The workshop began with an introduction to SoC Design elucidating its three essential ingredients, namely, the processor core, the bus interconnect that stitches the peripheral interfaces and the interfaces themselves, such as UART and GPIO, to name a couple. The introduction included an overview of the ARM Cortex-M0 processor architecture and later touched upon the essentials of the AMBA 3 AHB-lite bus protocol. The ARM Cortex-M series of processor cores are all AHB-lite compliant. The participants marveled at how the specially pre-configured ARM Cortex-M0 DesignStart processor IP core made understanding and dealing with the AHB-lite signals incredibly simple, indeed building their confidence in this particular introductory-level SoC Design flow designed for academia. The explanation of the AHB-lite protocol was followed by an introduction to Artix-7 FPGA Architecture and an over-view of Vivado Design Flow the Artix7 FPGA chip on the Basys3 board requires for its configuration.
The introductions were immediately followed by a very basic lab – integrating LEDs on Basys3 with the IP core – for the proper learning and understanding of the Vivado Design Flow on Basys3, key to full and complete adoption of the SoC Design LiB in a university curriculum. The basic lab also involved integrating a peripheral memory block from which the processor IP core would fetch instructions. The more complex labs following lunch were made easy to follow through with a continually and gradually evolving flow. Side-by-side LED connectivity, first the UART interface had to be integrated for the purposes of establishing connectivity between a terminal window application, such as TeraTerm on a user laptop, and the SoC. A memory controller was simultaneously integrated for the purposes of managing the flash memory external to the Artix-7 FPGA on Basys3. Printf and Scanf functions were re-targeted to use the UART peripheral interface to input or output characters, enabling displaying of text messages and memory contents on the terminal window application for better debugging. With the UART interface in place and working, the next lab illustrated how to interrupt the processor core from a low-power mode. A character sent from the serial terminal of a user laptop through the UART interface generated the interrupt signal to wake up the processor core. After waking up, the processor core executed instructions to display the received character using the LEDs.
Discussions with the participants during the workshop revealed they were interested in developing and possessing the ability to design their own SoCs around a soft processor IP core such as the ARM Cortex-M0 DesignStart Processor IP. For, with this ability, they would be able to tailor SoCs to intended applications. That in turn would mean just the minimum necessary interfaces around the SoC, keeping designs simple and costs economical with fewer gates, lower power, simpler fabrication and easy debug.

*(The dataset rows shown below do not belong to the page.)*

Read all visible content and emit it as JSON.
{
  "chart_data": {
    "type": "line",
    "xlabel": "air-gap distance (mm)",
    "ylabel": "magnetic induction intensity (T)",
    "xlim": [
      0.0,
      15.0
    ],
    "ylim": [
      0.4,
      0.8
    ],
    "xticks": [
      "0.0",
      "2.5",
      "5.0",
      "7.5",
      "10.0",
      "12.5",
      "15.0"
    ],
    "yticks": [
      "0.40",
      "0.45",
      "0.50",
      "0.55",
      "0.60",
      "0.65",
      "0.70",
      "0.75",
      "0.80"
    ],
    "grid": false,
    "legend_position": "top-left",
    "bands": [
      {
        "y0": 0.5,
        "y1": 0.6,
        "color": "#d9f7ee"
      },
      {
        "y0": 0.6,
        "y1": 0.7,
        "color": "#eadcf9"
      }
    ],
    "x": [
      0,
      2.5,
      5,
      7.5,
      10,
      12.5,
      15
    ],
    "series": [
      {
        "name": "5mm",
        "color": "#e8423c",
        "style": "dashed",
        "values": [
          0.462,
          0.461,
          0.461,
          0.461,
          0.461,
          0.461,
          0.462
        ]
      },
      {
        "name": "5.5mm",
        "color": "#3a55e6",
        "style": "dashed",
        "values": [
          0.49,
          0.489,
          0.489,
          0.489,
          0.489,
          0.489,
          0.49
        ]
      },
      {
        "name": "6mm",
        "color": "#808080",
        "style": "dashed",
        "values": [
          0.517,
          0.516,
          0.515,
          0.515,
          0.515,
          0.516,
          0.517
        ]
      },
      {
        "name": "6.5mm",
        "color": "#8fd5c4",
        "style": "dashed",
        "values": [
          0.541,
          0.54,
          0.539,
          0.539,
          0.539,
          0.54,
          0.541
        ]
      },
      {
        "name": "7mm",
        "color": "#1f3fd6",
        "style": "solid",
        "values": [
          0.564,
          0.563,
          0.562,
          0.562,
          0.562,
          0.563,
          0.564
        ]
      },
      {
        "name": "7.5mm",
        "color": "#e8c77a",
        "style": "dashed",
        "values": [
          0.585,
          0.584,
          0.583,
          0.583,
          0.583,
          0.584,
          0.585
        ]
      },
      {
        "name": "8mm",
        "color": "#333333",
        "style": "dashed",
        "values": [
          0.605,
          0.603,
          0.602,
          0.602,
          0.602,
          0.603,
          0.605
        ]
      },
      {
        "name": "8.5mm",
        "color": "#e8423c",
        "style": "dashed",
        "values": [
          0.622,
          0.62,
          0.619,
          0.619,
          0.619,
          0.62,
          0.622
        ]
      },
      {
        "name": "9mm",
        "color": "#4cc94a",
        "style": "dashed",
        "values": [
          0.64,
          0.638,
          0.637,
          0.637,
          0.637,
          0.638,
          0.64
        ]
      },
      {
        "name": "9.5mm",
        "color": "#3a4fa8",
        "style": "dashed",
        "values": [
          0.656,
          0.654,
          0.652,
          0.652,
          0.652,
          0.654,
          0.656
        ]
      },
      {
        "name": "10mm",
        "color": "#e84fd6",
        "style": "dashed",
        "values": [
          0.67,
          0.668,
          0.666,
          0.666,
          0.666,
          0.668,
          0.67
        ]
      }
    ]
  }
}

The faculty participants, in response, were made aware that designing a SoC with the ARM Cortex-M0 DesignStart IP actually presents the possibility of taping out the SoC. That would further mean they could potentially expose their students and researchers to possible other areas, such as those in back-end design or silicon validation, verification and testing, which are otherwise harder to introduce in a university setting. The participants were also informed that, to help universities out with fabrication requests at affordable costs, service providers such as MOSIS in the US and EUROPRACTICE in Europe have made available special Multi-project Wafer (MPW) services.